1935–36 FAI Cup

Tournament details
- Country: Ireland
- Dates: 1 January – 19 April 1936
- Teams: 16

Final positions
- Champions: Shamrock Rovers
- Runners-up: Cork

Tournament statistics
- Matches played: 22
- Goals scored: 101 (4.59 per match)

= 1935–36 FAI Cup =

The FAI Cup 1935-36 was the fifteenth edition of Ireland's premier cup competition, The Football Association of Ireland Challenge Cup or FAI Cup. The tournament began on 1 January 1936 and concluded on 19 April with the final held at Dalymount Park, Dublin. An official attendance of 30,946 people watched Shamrock Rovers claim their seventh title by defeating Cork.

==First round==

| Tie no | Home team | Score | Away team | Date |
|---|---|---|---|---|
| 1 | GSR | 1-4 | Reds United | 1 January 1936 |
| 2 | Bohemians | 7-0 | Waterford | 11 January 1936 |
| 3 | Cork | 2-2 | Bray Unknowns | 12 January 1936 |
| replay | Bray Unknowns | 1-6 | Cork | 15 January 1936 |
| 4 | Dolphin | 1-0^{[C]} | Drumcondra | 12 January 1936 |
| refix^{[C]} | Dolphin | 3-6 | Drumcondra | 16 January 1936 |
| 5 | Dundalk | 7-1 | B&I | 12 January 1936 |
| 6 | Hospitals Trust | 2-5 | Sligo Rovers | 12 January 1936 |
| 7 | Shamrock Rovers | 1-1 | St James's Gate | 12 January 1936 |
| replay | St James's Gate | 1-2 | Shamrock Rovers | 15 January 1936 |
| 8 | Tramore Rookies | 1-5 | Brideville | 12 January 1936 |

==Second round==

| Tie no | Home team | Score | Away team | Date |
|---|---|---|---|---|
| 1 | Bohemians | 1-1 | Cork | 8 February 1936 |
| replay | Cork | 3-2 | Bohemians | 19 February 1936 |
| 2 | Dundalk | 2-1 | Reds United | 8 February 1936 |
| 3 | Drumcondra | 1-1 | Sligo Rovers | 9 February 1936 |
| replay | Sligo Rovers | 1-1 | Drumcondra | 12 February 1936 |
| replay(2) | Drumcondra | 3-2 | Sligo Rovers | 19 February 1936 |
| 4 | Shamrock Rovers | 5-1 | Brideville | 9 February 1936 |

==Semi-finals==

1 March, 1936
Shamrock Rovers 2-2 Dundalk
  Shamrock Rovers: Moore, Glen(pen)
  Dundalk: Morgan, McCourt
----
22 March, 1936
Cork 5-2 Drumcondra
  Cork: Turnbull(3), King, O'Reilly
  Drumcondra: Meehan, Donnelly

===Replay===

4 March, 1936
Shamrock Rovers 2-1 Dundalk
  Shamrock Rovers: Ward, Scully
  Dundalk: O' Neill(pen)

==Final==

19 April, 1936
Shamrock Rovers 2-1 Cork
  Shamrock Rovers: Moore 46', Reid 53'
  Cork: Turnbull 80'

| Winner of FAI Cup 1935–36 |
|---|
| Shamrock Rovers 7th Title |

==Notes==

A. From 1923 to 1936, the FAI Cup was known as the Free State Cup.

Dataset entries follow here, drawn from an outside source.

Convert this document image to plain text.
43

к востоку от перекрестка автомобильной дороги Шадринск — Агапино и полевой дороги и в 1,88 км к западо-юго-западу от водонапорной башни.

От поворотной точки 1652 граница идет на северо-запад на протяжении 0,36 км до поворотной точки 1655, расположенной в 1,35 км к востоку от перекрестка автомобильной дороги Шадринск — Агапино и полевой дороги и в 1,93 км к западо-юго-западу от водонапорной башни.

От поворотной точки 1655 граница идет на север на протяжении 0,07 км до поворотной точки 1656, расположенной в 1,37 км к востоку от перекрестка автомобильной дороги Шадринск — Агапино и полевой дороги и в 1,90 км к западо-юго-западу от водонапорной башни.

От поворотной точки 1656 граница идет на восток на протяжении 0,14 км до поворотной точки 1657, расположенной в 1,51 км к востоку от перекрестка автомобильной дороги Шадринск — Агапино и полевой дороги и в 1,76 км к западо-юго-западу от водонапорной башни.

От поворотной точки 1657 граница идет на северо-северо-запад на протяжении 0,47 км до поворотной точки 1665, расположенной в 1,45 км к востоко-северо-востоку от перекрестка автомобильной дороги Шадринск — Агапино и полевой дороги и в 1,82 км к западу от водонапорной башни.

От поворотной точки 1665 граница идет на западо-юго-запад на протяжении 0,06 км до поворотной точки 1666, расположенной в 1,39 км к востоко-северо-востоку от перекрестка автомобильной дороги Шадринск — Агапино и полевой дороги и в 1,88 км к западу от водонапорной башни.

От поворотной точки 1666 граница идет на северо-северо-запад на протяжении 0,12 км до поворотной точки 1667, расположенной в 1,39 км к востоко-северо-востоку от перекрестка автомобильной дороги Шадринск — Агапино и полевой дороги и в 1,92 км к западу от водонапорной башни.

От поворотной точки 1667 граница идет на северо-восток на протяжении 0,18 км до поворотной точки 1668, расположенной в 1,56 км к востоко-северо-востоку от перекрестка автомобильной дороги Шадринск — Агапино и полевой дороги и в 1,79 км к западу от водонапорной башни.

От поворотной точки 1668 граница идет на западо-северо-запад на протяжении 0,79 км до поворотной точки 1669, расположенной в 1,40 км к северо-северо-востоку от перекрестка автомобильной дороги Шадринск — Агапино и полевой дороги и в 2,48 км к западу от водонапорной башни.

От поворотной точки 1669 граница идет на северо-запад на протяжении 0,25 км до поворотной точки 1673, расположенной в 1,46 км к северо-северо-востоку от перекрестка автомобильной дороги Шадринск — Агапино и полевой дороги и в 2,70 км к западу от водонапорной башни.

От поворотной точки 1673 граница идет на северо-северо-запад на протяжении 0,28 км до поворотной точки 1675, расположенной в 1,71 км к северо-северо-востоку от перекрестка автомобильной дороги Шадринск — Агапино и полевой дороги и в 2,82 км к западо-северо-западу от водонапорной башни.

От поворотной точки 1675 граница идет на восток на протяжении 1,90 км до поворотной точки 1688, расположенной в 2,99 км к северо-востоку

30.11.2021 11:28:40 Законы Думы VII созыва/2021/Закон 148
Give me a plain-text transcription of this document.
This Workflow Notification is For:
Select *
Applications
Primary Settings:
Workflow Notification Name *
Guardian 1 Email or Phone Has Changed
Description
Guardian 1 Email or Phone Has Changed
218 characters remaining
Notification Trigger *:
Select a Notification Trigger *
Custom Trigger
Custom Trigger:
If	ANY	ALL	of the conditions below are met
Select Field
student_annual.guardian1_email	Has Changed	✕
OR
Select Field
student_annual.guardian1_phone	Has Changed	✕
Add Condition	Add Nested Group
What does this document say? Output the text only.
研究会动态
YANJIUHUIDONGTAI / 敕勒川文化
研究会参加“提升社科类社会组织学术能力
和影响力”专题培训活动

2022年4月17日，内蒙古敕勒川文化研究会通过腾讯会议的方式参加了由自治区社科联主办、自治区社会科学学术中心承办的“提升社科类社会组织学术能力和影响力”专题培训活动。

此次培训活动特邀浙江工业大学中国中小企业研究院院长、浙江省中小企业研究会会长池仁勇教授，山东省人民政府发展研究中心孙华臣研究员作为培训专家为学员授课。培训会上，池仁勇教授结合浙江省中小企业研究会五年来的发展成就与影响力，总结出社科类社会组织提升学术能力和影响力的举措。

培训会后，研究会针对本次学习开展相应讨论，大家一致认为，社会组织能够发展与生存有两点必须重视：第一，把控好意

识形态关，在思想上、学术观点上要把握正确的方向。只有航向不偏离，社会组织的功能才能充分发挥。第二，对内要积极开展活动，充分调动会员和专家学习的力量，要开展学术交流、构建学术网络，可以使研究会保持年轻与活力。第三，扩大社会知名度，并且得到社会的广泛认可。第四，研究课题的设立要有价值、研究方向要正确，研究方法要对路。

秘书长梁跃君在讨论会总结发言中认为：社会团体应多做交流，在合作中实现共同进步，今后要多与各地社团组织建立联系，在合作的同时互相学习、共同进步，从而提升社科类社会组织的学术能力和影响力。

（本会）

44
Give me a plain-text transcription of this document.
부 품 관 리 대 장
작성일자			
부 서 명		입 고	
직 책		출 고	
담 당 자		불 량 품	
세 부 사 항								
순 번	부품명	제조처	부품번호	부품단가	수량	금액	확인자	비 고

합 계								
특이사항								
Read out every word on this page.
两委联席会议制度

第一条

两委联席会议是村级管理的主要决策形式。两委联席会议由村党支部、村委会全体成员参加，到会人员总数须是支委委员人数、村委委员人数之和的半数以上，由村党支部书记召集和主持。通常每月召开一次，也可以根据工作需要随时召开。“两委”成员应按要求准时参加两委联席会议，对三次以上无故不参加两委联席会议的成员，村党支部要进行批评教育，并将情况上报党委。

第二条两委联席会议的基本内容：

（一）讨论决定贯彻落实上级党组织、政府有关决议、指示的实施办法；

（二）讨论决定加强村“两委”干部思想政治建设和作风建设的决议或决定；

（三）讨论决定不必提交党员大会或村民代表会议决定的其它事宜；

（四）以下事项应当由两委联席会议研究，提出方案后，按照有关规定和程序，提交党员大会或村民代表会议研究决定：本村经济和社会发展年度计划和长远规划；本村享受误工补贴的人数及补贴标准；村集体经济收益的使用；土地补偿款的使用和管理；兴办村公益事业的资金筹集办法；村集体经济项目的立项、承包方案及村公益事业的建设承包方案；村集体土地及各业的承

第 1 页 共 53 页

B. Attendances were calculated using gate receipts which limited their accuracy as a large proportion of people, particularly children, attended football matches in Ireland throughout the 20th century for free by a number of means.

C. Fixture abandoned due to encroachment of spectators. Re-Fixture played on 16 January.